I watch you sleep, still wearing your soccer socks, and I’m writing to you, remembering the child you are and thinking of the man you will be. Nothing reminds me more that we live in a society that is violent toward women that the fact that I’m your mom, and I shudder at the thought that you could become a violent man.
I would like to remove the billboards from our city that use women's bodies to sell anything from car batteries to beer. When you walk with me, I would like for you not to hear the whistles and remarks I get from strangers. Harassment on the streets is an everyday practice in our city, so I grab your hand strongly and explain that I don’t know the man who just called out to me, and I tell you his words made me uncomfortable.
I would have preferred you didn’t find out about the 2-year-old girl from our district who was beaten to death by her stepfather. "What did she do to get so beaten up?" you innocently asked me. I felt a lump in my throat and explained that there's nothing a girl can do to provoke violent behavior that ends her life.
On November 25, when I took part in the march commemorating the International Day for the Elimination of Violence Against Women, you saw the crosses we were carrying, representing each violent death of Panamanian women. You told me you knew that I was walking for her, for that 2-year-old girl. Yes, my love, I walked for her. And I walked for all the women who have no voice.
When we see children on the streets who ask me for money, you ask why they are not in school. I explain to you that, although we are all equal, there are children who have to work. I like that you get angry and tell me that isn't fair.
"Why do you always give speeches?" you have asked me. I explain that I do it to ensure adolescents, children, and girls know that no one should touch them in a way that makes them feel uncomfortable. I do it so they can go to the doctor and get proper health care. I do to make sure they know their rights and have the opportunity to find their own voices, just as you are finding yours.

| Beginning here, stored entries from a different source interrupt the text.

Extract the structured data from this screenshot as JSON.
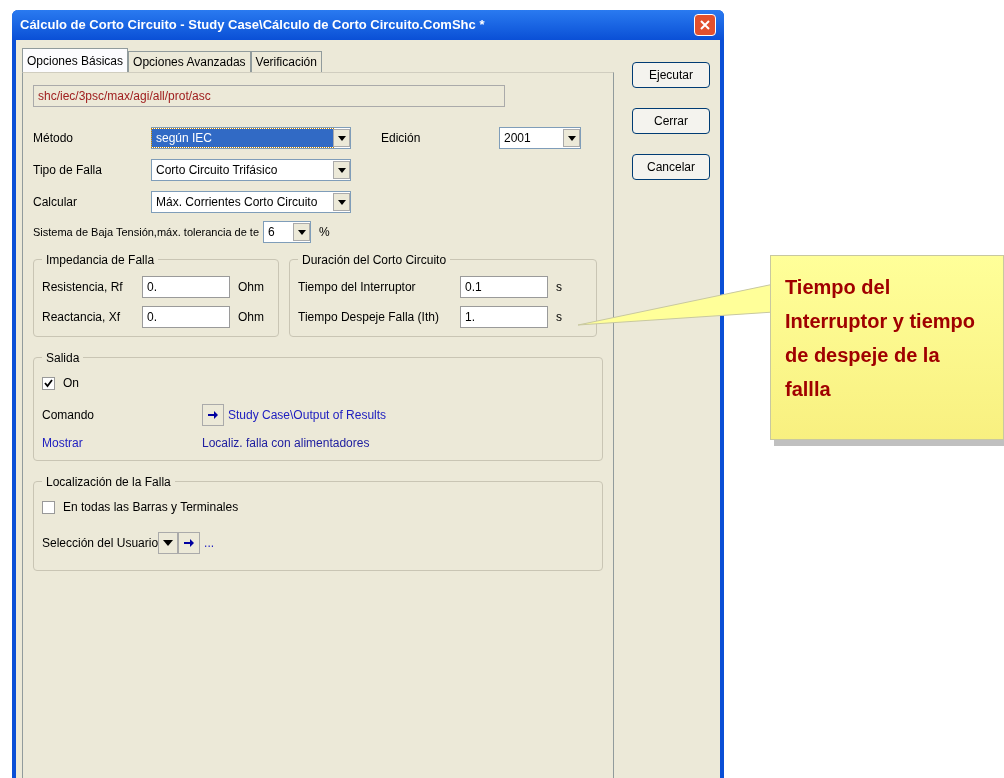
{
  "window": {
    "title": "Cálculo de Corto Circuito - Study Case\\Cálculo de Corto Circuito.ComShc *"
  },
  "tabs": [
    {
      "label": "Opciones Básicas",
      "selected": true
    },
    {
      "label": "Opciones Avanzadas",
      "selected": false
    },
    {
      "label": "Verificación",
      "selected": false
    }
  ],
  "buttons": [
    "Ejecutar",
    "Cerrar",
    "Cancelar"
  ],
  "command_path": "shc/iec/3psc/max/agi/all/prot/asc",
  "settings": [
    {
      "label": "Método",
      "value": "según IEC",
      "selected": true
    },
    {
      "label": "Tipo de Falla",
      "value": "Corto Circuito Trifásico",
      "selected": false
    },
    {
      "label": "Calcular",
      "value": "Máx. Corrientes Corto Circuito",
      "selected": false
    }
  ],
  "edition": {
    "label": "Edición",
    "value": "2001"
  },
  "tolerance": {
    "label": "Sistema de Baja Tensión,máx. tolerancia de te",
    "value": "6",
    "unit": "%"
  },
  "impedance": {
    "title": "Impedancia de Falla",
    "fields": [
      {
        "label": "Resistencia, Rf",
        "value": "0.",
        "unit": "Ohm"
      },
      {
        "label": "Reactancia, Xf",
        "value": "0.",
        "unit": "Ohm"
      }
    ]
  },
  "duration": {
    "title": "Duración del Corto Circuito",
    "fields": [
      {
        "label": "Tiempo del Interruptor",
        "value": "0.1",
        "unit": "s"
      },
      {
        "label": "Tiempo Despeje Falla (Ith)",
        "value": "1.",
        "unit": "s"
      }
    ]
  },
  "output": {
    "title": "Salida",
    "checkbox": {
      "label": "On",
      "checked": true
    },
    "command_label": "Comando",
    "command_link": "Study Case\\Output of Results",
    "show_label": "Mostrar",
    "show_value": "Localiz. falla con alimentadores"
  },
  "fault_location": {
    "title": "Localización de la Falla",
    "checkbox": {
      "label": "En todas las Barras y Terminales",
      "checked": false
    },
    "user_selection": "Selección del Usuario",
    "ellipsis": "..."
  },
  "callout": {
    "text": "Tiempo del Interruptor y tiempo de despeje de la fallla"
  }
}
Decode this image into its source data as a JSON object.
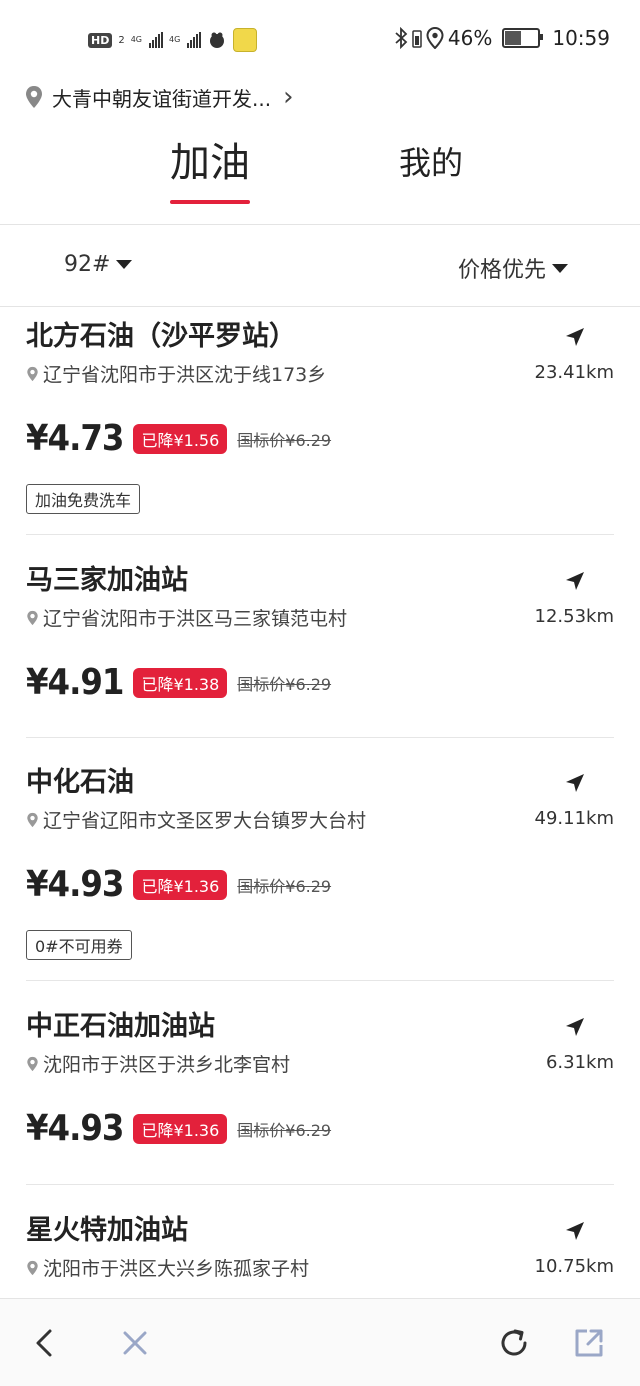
{
  "status_bar": {
    "hd": "HD",
    "sim": "2",
    "net1": "4G",
    "net2": "4G",
    "battery": "46%",
    "time": "10:59"
  },
  "location": {
    "text": "大青中朝友谊街道开发...",
    "chevron": "›"
  },
  "tabs": {
    "active": "加油",
    "other": "我的"
  },
  "filters": {
    "fuel": "92#",
    "sort": "价格优先"
  },
  "stations": [
    {
      "name": "北方石油（沙平罗站）",
      "address": "辽宁省沈阳市于洪区沈于线173乡",
      "distance": "23.41km",
      "price": "¥4.73",
      "drop": "已降¥1.56",
      "national": "国标价¥6.29",
      "tag": "加油免费洗车"
    },
    {
      "name": "马三家加油站",
      "address": "辽宁省沈阳市于洪区马三家镇范屯村",
      "distance": "12.53km",
      "price": "¥4.91",
      "drop": "已降¥1.38",
      "national": "国标价¥6.29"
    },
    {
      "name": "中化石油",
      "address": "辽宁省辽阳市文圣区罗大台镇罗大台村",
      "distance": "49.11km",
      "price": "¥4.93",
      "drop": "已降¥1.36",
      "national": "国标价¥6.29",
      "tag": "0#不可用券"
    },
    {
      "name": "中正石油加油站",
      "address": "沈阳市于洪区于洪乡北李官村",
      "distance": "6.31km",
      "price": "¥4.93",
      "drop": "已降¥1.36",
      "national": "国标价¥6.29"
    },
    {
      "name": "星火特加油站",
      "address": "沈阳市于洪区大兴乡陈孤家子村",
      "distance": "10.75km"
    }
  ],
  "colors": {
    "accent": "#e3213b",
    "text": "#222222"
  },
  "icons": {
    "location": "map-pin-icon",
    "navigate": "navigation-arrow-icon",
    "back": "back-chevron-icon",
    "close": "close-icon",
    "refresh": "refresh-icon",
    "share": "share-external-icon"
  }
}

I remember that day I came home in a bad mood, and I raised my voice when I spoke to you. You asked me not to mistreat you. You cut me short and you were right. I must be mindful of my own behavior, especially with you.
You ask questions, and I answer. I feel uncomfortable, but I explain it to you.

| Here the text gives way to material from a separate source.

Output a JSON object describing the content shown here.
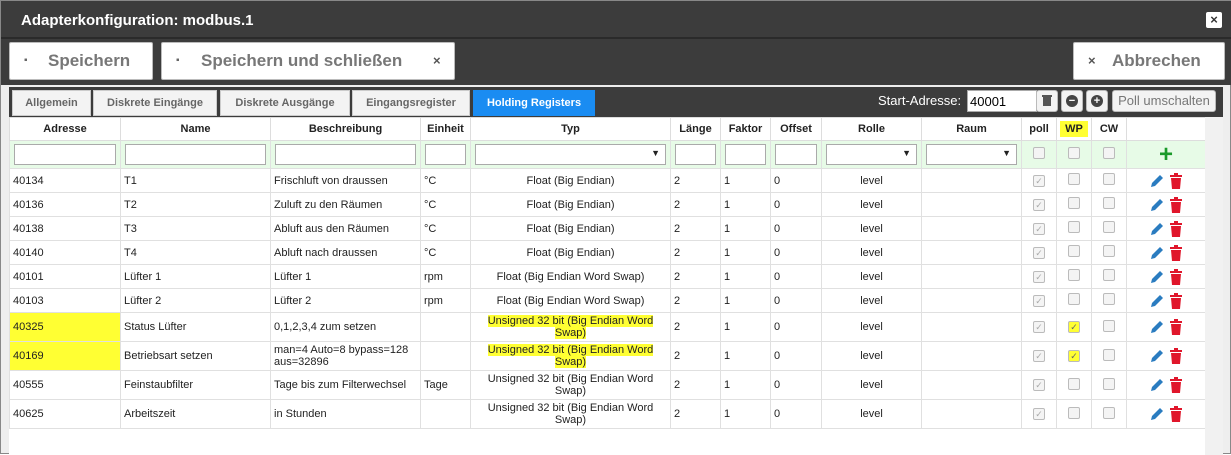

At the end of the day, I can't protect you from being exposed to so many expressions of violence, including violence against women. But I can prevent you from considering violence, in any form, to be something normal. I want to shock you, to make you mad. I want to make you feel angry about injustice, and I hope you keep questioning everything, seeing life with a critical eye. I hope you learn that we have to take action and stand up against violence.
You may continue walking through violent cities. You may still hear about the femicides of 2-year-old girls. But I hope this conversation makes you realize that just as an act of violence begins with one person's decision to harm, the solution begins with one person's decision to make a better choice.
Keep asking me questions, and I will answer them. Keep making me feel uncomfortable, and I will explain it to you—one myth at a time, one an act at a time—until you decide the change will start with you.